Gov. Jack Dalrymple signed SB 2309 into law on Thursday. The legislature had passed the bill in both chambers with ample majorities (32 – 15 in the Senate; and the House 69 – 24).
The one page bill declares that the heath care law (Patient Protection and Affordable Care Act) championed by President Barack Obama, and criticized by pro-life groups for the dangers it poses to life, “likely [is] not authorized by the United States Constitution and may violate its true meaning and intent as given by the founders and ratifiers.”
The bill challenges PPACA, which includes a provision known as the “individual mandate” that requires all Americans to purchase health coverage by 2014 or pay a fine to the Internal Revenue Service. Under U.S. tax law, failure to pay such penalties could result in hefty fines or even jail time.
North Dakota’s new law also states that the legislature will consider enacting actual measures to prevent federal enforcement of PPACA in North Dakota.
It further adds that no provision of PPACA or federal law “may interfere with an individual’s choice of a medical or insurance provider except as otherwise provided by the laws of this state.”
WorldNetDaily (WND) reports that the legislation adopted by North Dakota is patterned on model legislation developed by the Tenth Amendment Center, which advocates states using their authority under the U.S. Constitution to check the power of the federal government.
The Center’s founder, Michael Boldin, described the bill to WND as an act of nullification – a state’s recognition that a federal law is not a law because it lacks constitutional basis for its legal authority. Boldin said nullification was a legal remedy championed by James Madison, one of the Constitution’s framers, in the Virginia Resolution of 1798.
“By signing this nullification act, Gov. Dalrymple and the people of North Dakota have responded with the first full retaliatory strike in what will likely be a long struggle by the people to restore the proper balance of power under the Constitution,” he said. “Like James Madison told us – the powers reserved to the states and people are ‘numerous and indefinite…’ while those delegated to the federal government are ‘few and defined.’”

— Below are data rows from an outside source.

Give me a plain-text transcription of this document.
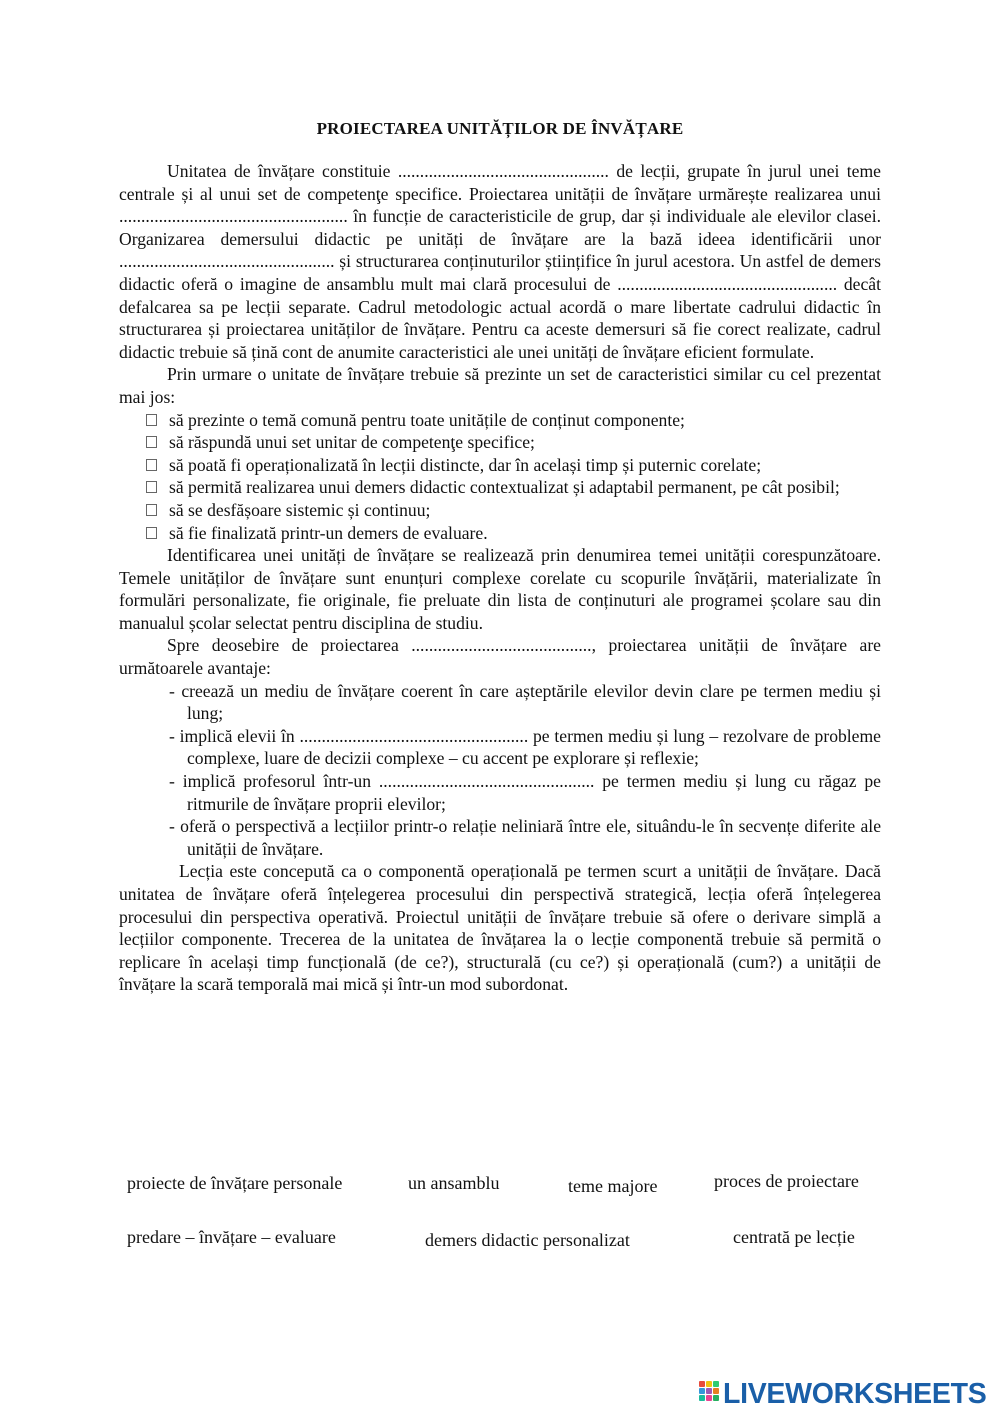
PROIECTAREA UNITĂȚILOR DE ÎNVĂȚARE

Unitatea de învățare constituie ................................................ de lecții, grupate în jurul unei teme centrale și al unui set de competenţe specifice. Proiectarea unității de învățare urmărește realizarea unui .................................................... în funcție de caracteristicile de grup, dar și individuale ale elevilor clasei. Organizarea demersului didactic pe unități de învățare are la bază ideea identificării unor ................................................. și structurarea conținuturilor științifice în jurul acestora. Un astfel de demers didactic oferă o imagine de ansamblu mult mai clară procesului de .................................................. decât defalcarea sa pe lecții separate. Cadrul metodologic actual acordă o mare libertate cadrului didactic în structurarea și proiectarea unităților de învățare. Pentru ca aceste demersuri să fie corect realizate, cadrul didactic trebuie să țină cont de anumite caracteristici ale unei unități de învățare eficient formulate.

Prin urmare o unitate de învățare trebuie să prezinte un set de caracteristici similar cu cel prezentat mai jos:

să prezinte o temă comună pentru toate unitățile de conținut componente;
să răspundă unui set unitar de competenţe specifice;
să poată fi operaționalizată în lecții distincte, dar în același timp și puternic corelate;
să permită realizarea unui demers didactic contextualizat și adaptabil permanent, pe cât posibil;
să se desfășoare sistemic și continuu;
să fie finalizată printr-un demers de evaluare.

Identificarea unei unități de învățare se realizează prin denumirea temei unității corespunzătoare. Temele unităților de învățare sunt enunțuri complexe corelate cu scopurile învățării, materializate în formulări personalizate, fie originale, fie preluate din lista de conținuturi ale programei școlare sau din manualul școlar selectat pentru disciplina de studiu.

Spre deosebire de proiectarea ........................................., proiectarea unității de învățare are următoarele avantaje:

- creează un mediu de învățare coerent în care așteptările elevilor devin clare pe termen mediu și lung;
- implică elevii în .................................................... pe termen mediu și lung – rezolvare de probleme complexe, luare de decizii complexe – cu accent pe explorare și reflexie;
- implică profesorul într-un ................................................. pe termen mediu și lung cu răgaz pe ritmurile de învățare proprii elevilor;
- oferă o perspectivă a lecțiilor printr-o relație neliniară între ele, situându-le în secvențe diferite ale unității de învățare.

Lecția este concepută ca o componentă operațională pe termen scurt a unității de învățare. Dacă unitatea de învățare oferă înțelegerea procesului din perspectivă strategică, lecția oferă înțelegerea procesului din perspectiva operativă. Proiectul unității de învățare trebuie să ofere o derivare simplă a lecțiilor componente. Trecerea de la unitatea de învățarea la o lecție componentă trebuie să permită o replicare în același timp funcțională (de ce?), structurală (cu ce?) și operațională (cum?) a unității de învățare la scară temporală mai mică și într-un mod subordonat.

proiecte de învățare personale	un ansamblu	teme majore	proces de proiectare
predare – învățare – evaluare	demers didactic personalizat	centrată pe lecție
LIVEWORKSHEETS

Other U.S. states have also challenged the federal government’s constitutional authority to compel citizens under the U.S. Constitution’s commerce clause to buy health insurance. The states argue that the Tenth Amendment guarantees the sovereignty of the states by making explicit that the powers not granted the federal government by the U.S. Constitution reside with the states or the people.
Voters in Oklahoma in November adopted a state constitutional amendment that prohibits “forced participation in a health care system,” and allows individuals to pay directly for health services and carry private health insurance.
The state is currently in litigation with the federal government over its constitutional amendment.
The Virginia General Assembly also passed similar legislation, and a federal judge in Richmond ruled in the state’s favor. The Obama administration is appealing the ruling.
Twenty-six states led by Florida have a pending suit against the federal government, charging that the individual mandate violates the interstate commerce clause of the U.S. Constitution. A U.S. District Court judge in Pensacola has ruled in their favor, but the decision is being appealed by the Obama Administration.
All cases are expected to end up before the U.S. Supreme Court.